The tris(2-aminoethyl)amine-based (tren-based) 3-cyanophenyl-substituted tripodal urea L1, one of the familiar urea-based anion receptors, has shown encapsulation of CO32– ions as the carbonate capsule [(L1)2·(CO3)·(TBA)2] (1, TBA = tetrabutylammonium) by the fixation of aerial carbon dioxide from basic dimethyl sulfoxide (DMSO) solution. Single-crystal X-ray structural analysis confirmed the encapsulation of CO32– ions in the cavity of a dimeric capsular assembly of L1 (9.62 Å) through the formation of twelve strong N–H···O hydrogen-bonding interactions. The excellent CHCl3 and CH2Cl2 solubility of 1 has been exploited for the liquid–liquid (L–L) extraction of CrO42–, SO42–, and S2O32– ions from water by anion-exchange metathesis. The extraction of these anions from water was unambiguously confirmed by 1H NMR spectroscopy, IR spectroscopy, powder XRD (PXRD), and single-crystal X-ray diffraction analysis. The 1H NMR spectroscopic analysis of the bulk extracts supports the formation of 2:1 (host–guest) complexes.
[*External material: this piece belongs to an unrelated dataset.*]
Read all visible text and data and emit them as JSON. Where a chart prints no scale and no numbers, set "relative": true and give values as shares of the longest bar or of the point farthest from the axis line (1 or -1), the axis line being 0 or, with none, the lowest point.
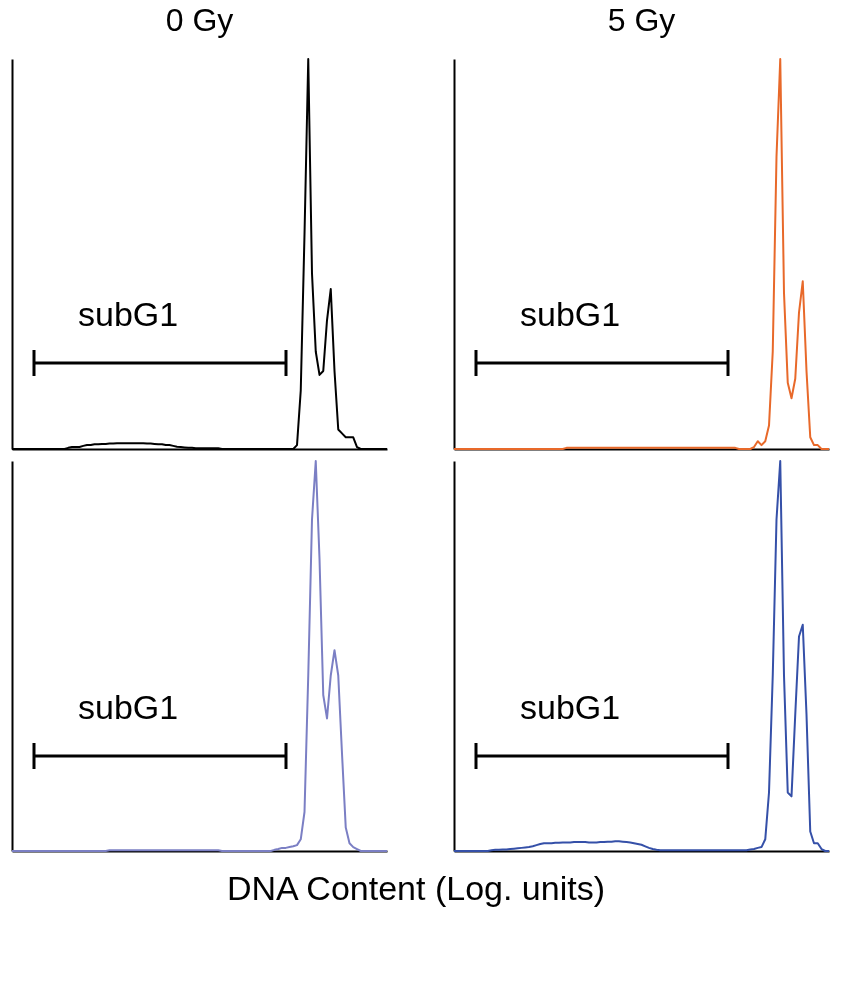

For the CrO42– ion, the 53Cr NMR spectrum of the bulk extract shows a characteristic peak at δ = –99.98 ppm. The complexes of CrO42–, S2O32–, and SO42– ions with L1 (i.e., 2–4, respectively) were obtained from crystallization of the bulk extracts and show anion-assisted dimeric capsular assemblies of L1 through multiple N–H···X (X = O, S) interactions. The dimensions of the anion-encapsulated capsular assemblies are quite similar to that of the carbonate capsule and are 9.70 Å for [(L1)2·(CrO4)·(TBA)2] (2), 9.61 Å for [(L1)2·(S2O3)·(TBA)2] (3), and 9.71 Å for [(L1)2·(SO4)·(TBA)2] (4). Quantification by weighing the bulk extract shows that 1 can separately extract ca. 90 % of the above three anions from water by anion-exchange metathesis. The quantitative estimations of the extractions of SO42– and CrO42– ions were further verified by gravimetric analysis by BaSO4 and BaCrO4 precipitation techniques, respectively. The extraction of SO42– ions from water was also demonstrated under alkaline conditions (pH 12.5) and in the presence of an excess of nitrate ions. Further, the quantification of CrO42– extraction was established by solution-state UV/Vis studies.